Former Undersecretary of State George Ball was a banker who became a diplomat for Presidents Kennedy and Johnson. As various leaders were scurrying about trying to end the Viet Nam War in the period after he left office—a war which he vigorously opposed–Ball critiqued extensively not only about the substance of U.S. foreign policy but more importantly about the process. He railed out frequently against heads of state summit meetings as a waste of time. He suggested that they were either merely photo-ops or signing ceremonies. All the serious negotiations was being handled effectively by those some rungs below the national leaders. While the ceremonies were important in themselves, no one should ever have assumed anything new of substance would occur, regardless of how forcefully Governments’ press operations would endeavor to spin it. It is against this thesis that the meeting tomorrow between Trump and Putin should be worrisome.
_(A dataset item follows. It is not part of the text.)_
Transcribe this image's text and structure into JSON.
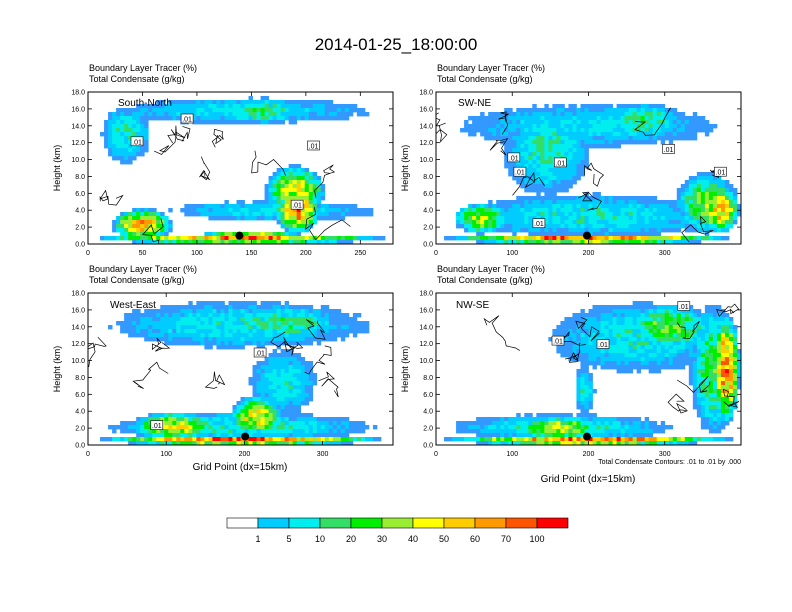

It has been stated repeatedly by White House sources that there is no agenda for the meeting between Trump and Putin. Surmise what one will, when White House, State Department, and Pentagon staff reiterate this fact, one can only conclude that no one really knows what Trump will say, do or offer. If in fact reports are correct that there will be no one else in the room, both sides will be able to say what they want and no one will be able to challenge it. There will be no official record for this White House or for the future. Maybe this works in real estate but this is not how diplomacy should work.
Trump has his own style—all presidents do—but there are certain rules of procedure, most which Trump jettisons on a whim. Trump may well like personal diplomacy, but given the paucity of high level diplomats in place in the Trump Administration and the absence of any foreign policy negotiators, Americans should not be surprised at his behavior and truly ought to be concerned.
Trump has never met Putin. Tillerson is still engaged in on-the-job-training and his deputy, John Sullivan has been in place for a month. H.R. McMaster appears to be acting as a White House go-fer and Jared Kushner is hardly a seasoned foreign policy pro.
Trump has no team of negotiators, no personal experience, no agenda, no record of the meetings, and is going face-to-face with America’s most challenging adversary; who, himself, is recognized as a very slick and dangerous operator. Members of Congress in both parties should be extremely uneasy over this style of high-level diplomacy.
This is precisely the negotiating system which Ball decried and warned against. It could be a disaster in the making.